Click here to return to the Post and Courier
Jenny Sanford, Kuhn in hall fracas

Senator challenges state's first lady on her support of political rival
BY CLAY BARBOUR AND SCHUYLER KROPF
Of The Post and Courier Staff

COLUMBIA--First lady Jenny Sanford and Charleston Sen. John Kuhn traded heated words recently after Kuhn discovered the governor's wife supported one of his rivals in the upcoming GOP primary.

The exchange occurred in the hallway outside the governor's office. Kuhn found out the first lady contributed $1,000 to the campaign of Chip Campsen, a longtime friend and former staffer of Gov. Mark Sanford. Many observers expect Campsen to knock Kuhn out of the Senate.

Kuhn said he went to the governor's office to confront Jenny Sanford about the contribution and to ask her to quit helping Campsen.Kuhn said he also asked her, rhetorically, if she would contribute to his campaign.

The first lady said it was her right to support whomever she wanted. She refused to donate money to Kuhn or to vote for him.

The confrontation then became heated. Just who escalated the situation, however, is a matter of he said, she said.

According to Will Folks, Gov. Sanford's spokesman, Kuhn was upset.

"He raised his voice to the first lady and generally conducted himself in a manner she found unprofessional and frankly, insulting," Folks said.

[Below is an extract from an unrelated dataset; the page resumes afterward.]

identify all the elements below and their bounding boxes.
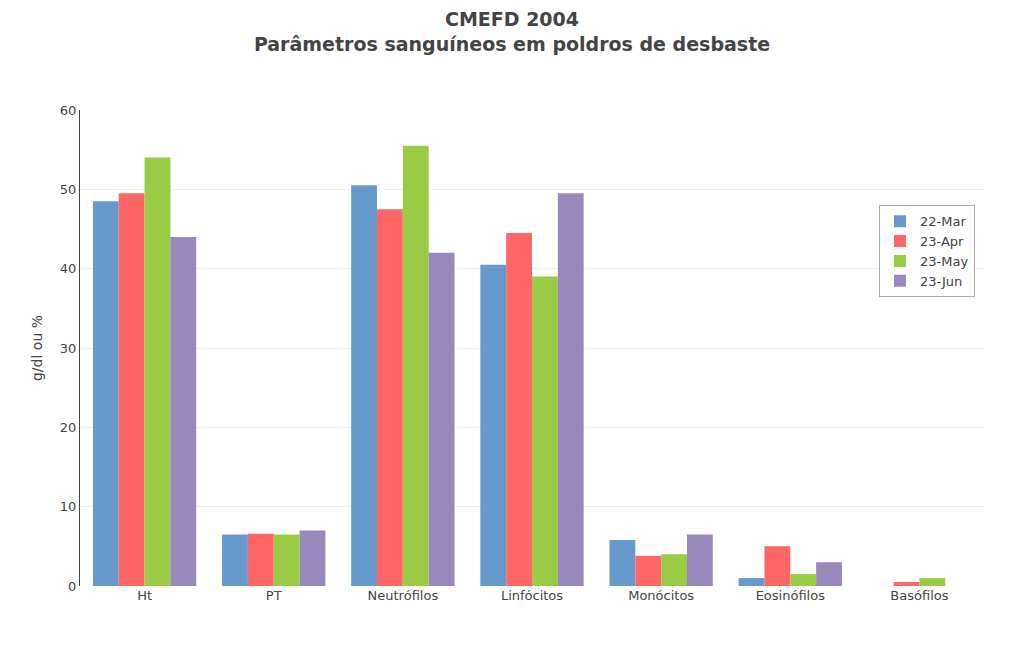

Kuhn contends the first lady lost her cool.

"If anybody yelled at anybody, it was the first lady," he said. "If anybody was unprofessional, it was her. She really blew her top. The staff had to usher her out of the hallway, because according to them, they 'didn't want the press to see Jenny that way.'

"She's got an unbelievable temper," Kuhn added.

The blowup is the latest proof of strained relations between the senator and the governor's office, stemming back to when Kuhn helped kill the governor's government restructuring proposal in committee.

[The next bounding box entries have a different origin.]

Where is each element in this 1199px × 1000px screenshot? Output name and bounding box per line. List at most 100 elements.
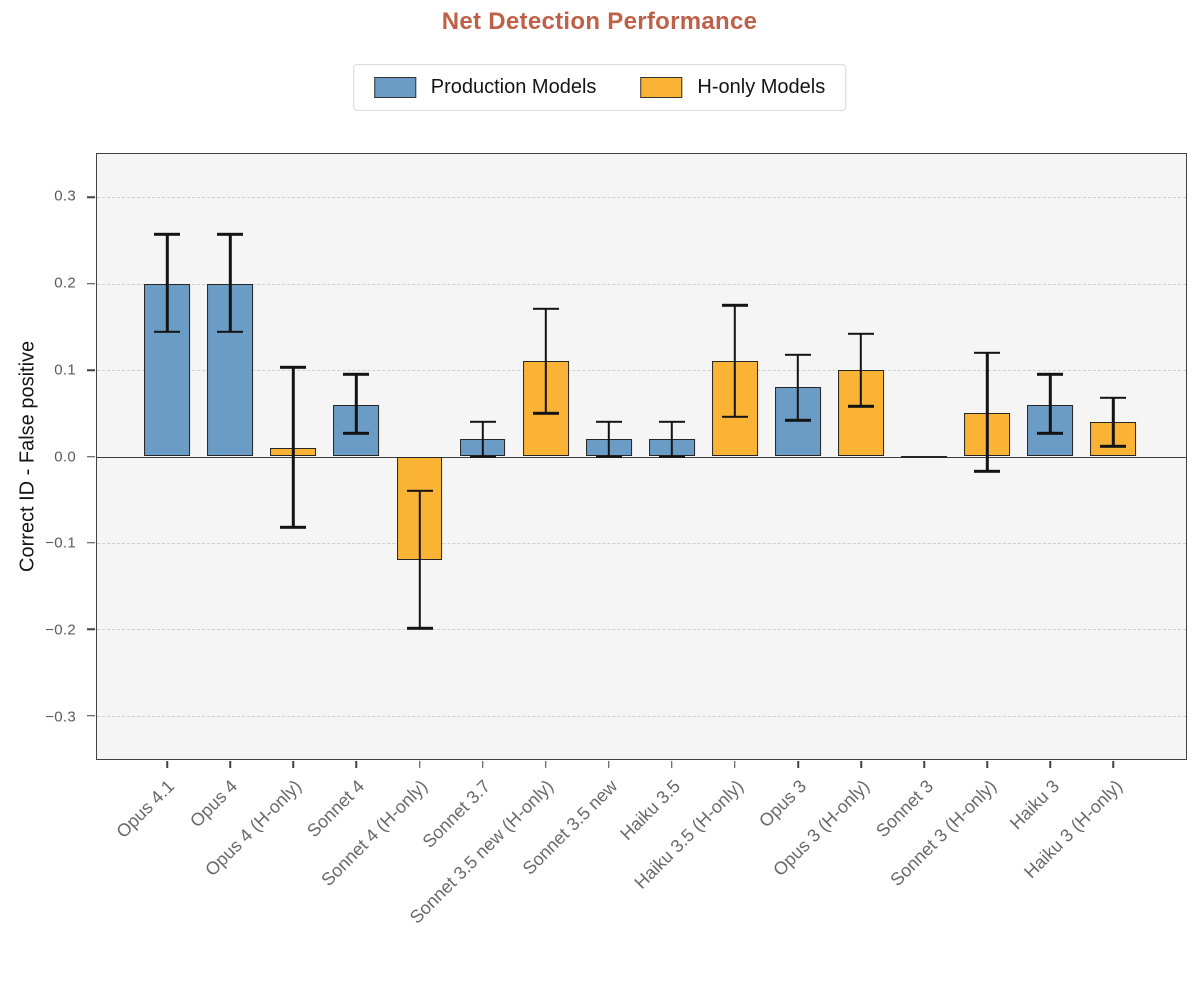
error-bar-cap xyxy=(532,307,559,310)
chart-title: Net Detection Performance xyxy=(441,8,758,35)
gridline xyxy=(97,629,1186,631)
error-bar-cap xyxy=(469,455,496,458)
error-bar xyxy=(859,333,863,407)
error-bar-cap xyxy=(406,627,433,630)
gridline xyxy=(97,715,1186,717)
y-tick-mark xyxy=(87,455,95,458)
error-bar-cap xyxy=(595,420,622,424)
error-bar xyxy=(355,374,358,434)
y-tick-label: −0.3 xyxy=(45,708,76,726)
gridline xyxy=(97,370,1186,372)
error-bar-cap xyxy=(595,455,622,458)
x-tick-label: Sonnet 3 (H-only) xyxy=(886,776,1001,890)
legend-swatch-production xyxy=(373,77,416,98)
y-tick-mark xyxy=(87,628,95,631)
y-tick-mark xyxy=(87,369,95,371)
y-tick-mark xyxy=(87,542,95,544)
error-bar xyxy=(292,367,295,528)
x-axis-tick-labels: Opus 4.1 Opus 4 Opus 4 (H-only) Sonnet 4 Son… xyxy=(96,770,1187,995)
x-tick-label: Haiku 3 xyxy=(1005,776,1064,834)
y-axis-tick-labels: 0.3 0.2 0.1 0.0 −0.1 −0.2 −0.3 xyxy=(0,153,84,760)
error-bar xyxy=(607,421,610,457)
error-bar xyxy=(796,354,800,421)
gridline xyxy=(97,542,1186,544)
error-bar-cap xyxy=(343,431,370,435)
x-tick-mark xyxy=(923,761,925,768)
error-bar-cap xyxy=(154,330,181,334)
error-bar-cap xyxy=(658,420,685,424)
y-tick-label: 0.0 xyxy=(54,448,76,465)
error-bar xyxy=(229,234,232,333)
y-tick-mark xyxy=(87,282,95,285)
y-tick-label: 0.2 xyxy=(54,274,76,292)
x-tick-label: Sonnet 3 xyxy=(871,776,937,842)
x-tick-mark xyxy=(418,761,421,768)
error-bar-cap xyxy=(658,455,685,458)
error-bar-cap xyxy=(1100,444,1127,448)
error-bar-cap xyxy=(785,418,811,422)
error-bar-cap xyxy=(532,412,559,415)
x-tick-label: Opus 3 xyxy=(755,776,811,832)
plot-area xyxy=(87,153,1187,768)
x-tick-mark xyxy=(481,761,484,768)
x-tick-label: Haiku 3.5 (H-only) xyxy=(630,776,748,893)
x-tick-mark xyxy=(229,761,231,768)
error-bar xyxy=(544,308,547,414)
error-bar-cap xyxy=(1100,396,1127,399)
error-bar-cap xyxy=(1037,431,1064,435)
error-bar xyxy=(1049,374,1052,434)
gridline xyxy=(97,197,1186,199)
x-tick-mark xyxy=(166,761,168,768)
x-tick-mark xyxy=(544,761,547,768)
error-bar-cap xyxy=(974,351,1001,354)
error-bar-cap xyxy=(785,353,811,356)
error-bar-cap xyxy=(974,469,1001,473)
y-tick-mark xyxy=(87,715,95,717)
legend-item-h_only: H-only Models xyxy=(640,76,825,99)
error-bar-cap xyxy=(1037,373,1064,376)
error-bar xyxy=(481,421,484,457)
gridline xyxy=(97,283,1186,285)
x-tick-label: Opus 4 xyxy=(186,776,242,832)
error-bar-cap xyxy=(721,304,748,307)
x-tick-mark xyxy=(671,761,673,768)
legend-item-production: Production Models xyxy=(373,76,597,99)
error-bar xyxy=(1112,397,1115,447)
legend: Production Models H-only Models xyxy=(352,64,847,111)
x-tick-mark xyxy=(986,761,988,768)
x-tick-label: Opus 4.1 xyxy=(112,776,179,842)
error-bar xyxy=(670,421,674,457)
x-tick-mark xyxy=(734,761,736,768)
y-tick-label: 0.3 xyxy=(54,187,76,205)
error-bar-cap xyxy=(217,233,244,236)
error-bar-cap xyxy=(154,233,181,236)
error-bar-cap xyxy=(406,489,433,493)
legend-label-production: Production Models xyxy=(430,76,597,98)
y-tick-mark xyxy=(87,196,95,198)
error-bar-cap xyxy=(280,526,307,529)
error-bar-cap xyxy=(848,405,875,408)
x-tick-label: Sonnet 4 (H-only) xyxy=(317,776,432,890)
x-tick-mark xyxy=(608,761,610,768)
error-bar-cap xyxy=(280,366,307,369)
x-tick-mark xyxy=(797,761,799,768)
bar-sonnet-3 xyxy=(901,455,948,458)
error-bar xyxy=(418,491,421,629)
y-tick-label: −0.2 xyxy=(45,621,76,639)
x-tick-label: Sonnet 4 xyxy=(302,776,369,842)
x-tick-mark xyxy=(1049,761,1052,768)
error-bar-cap xyxy=(217,330,244,334)
x-tick-mark xyxy=(1112,761,1115,768)
legend-swatch-h_only xyxy=(640,77,683,98)
error-bar-cap xyxy=(721,415,748,418)
x-tick-mark xyxy=(355,761,358,768)
error-bar xyxy=(733,305,737,417)
zero-line xyxy=(97,456,1186,458)
x-tick-mark xyxy=(292,761,295,768)
error-bar-cap xyxy=(848,332,875,335)
error-bar-cap xyxy=(469,420,496,424)
error-bar-cap xyxy=(343,373,370,376)
legend-label-h_only: H-only Models xyxy=(697,76,826,98)
error-bar xyxy=(165,234,169,333)
y-tick-label: 0.1 xyxy=(54,361,76,379)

Kuhn was one of several senators who opposed the proposal. However, he seemed to garner the lion's share of blame from Sanford's office.

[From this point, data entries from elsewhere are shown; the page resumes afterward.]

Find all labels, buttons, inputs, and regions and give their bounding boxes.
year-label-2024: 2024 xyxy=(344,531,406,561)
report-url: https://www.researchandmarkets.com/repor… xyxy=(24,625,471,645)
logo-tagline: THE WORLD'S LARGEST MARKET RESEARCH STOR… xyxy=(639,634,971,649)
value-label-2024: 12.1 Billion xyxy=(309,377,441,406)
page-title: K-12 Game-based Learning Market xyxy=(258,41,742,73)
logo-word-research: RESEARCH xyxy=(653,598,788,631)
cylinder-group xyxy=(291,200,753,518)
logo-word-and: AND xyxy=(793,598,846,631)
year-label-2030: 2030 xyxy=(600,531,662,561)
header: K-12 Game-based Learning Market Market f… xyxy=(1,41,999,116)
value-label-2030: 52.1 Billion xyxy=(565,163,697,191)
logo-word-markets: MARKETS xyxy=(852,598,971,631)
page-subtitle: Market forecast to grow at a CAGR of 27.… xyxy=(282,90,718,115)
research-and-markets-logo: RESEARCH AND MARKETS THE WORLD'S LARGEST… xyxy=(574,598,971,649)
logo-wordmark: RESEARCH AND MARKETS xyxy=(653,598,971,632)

He is in the middle of a tough primary race for Senate District 43, along with Campsen and Henry Fishburne.

The governor has said he does not endorse candidates in the primary, as a matter of personal philosophy. Folks said the first lady's donation should not be viewed as a gubernatorial endorsement.

Still, Jenny Sanford stays involved in her husband's politics. And a TV ad Campsen began running recently in the Charleston market shows Sanford and Campsen standing side by side, smiling for the camera.

Campsen, a former member of the S.C. House of Representatives, said there was nothing out of the ordinary in showing his association with Sanford, who picked him to be a part of his transition team after the 2000 election. He also named Campsen a senior policy advisor during the first months of his term.

Campsen said Kuhn's frustration is a result of having to live with his voting record this year.

"John may be upset, but he's really upset at a historical fact," Campsen said. "The fact is he has not been supportive of the governor's agenda."

Many of Kuhn's fellow senators did not seem to like the idea of the governor, by any connection, supporting an incumbent's opponent.

"I don't think that's fair," said Sen. Robert Ford, D-Charleston. "Those three guys can fight it out on their own, and whoever wins, wins. That situation just divides the Republican Party. Which is good for me, really."

Senate President Pro Tem Glenn McConnell, R-Charleston, said the first lady has a right to support whomever she wants.

McConnell should know. Former Governor Carroll Campbell once supported a Republican candidate against McConnell, who had opposed Campbell's government restructuring plan.

"The similarity is a little eerie isn't it?" he said.

Fishburne stayed away from the fray. "I understood from the beginning of this race that the governor and Chip are friends and that John Kuhn is the incumbent Senator," he said. "That's what their ads seem to be emphasizing while our ads are addressing the issues: improving education, lowering property taxes and relieving traffic congestion and sprawl."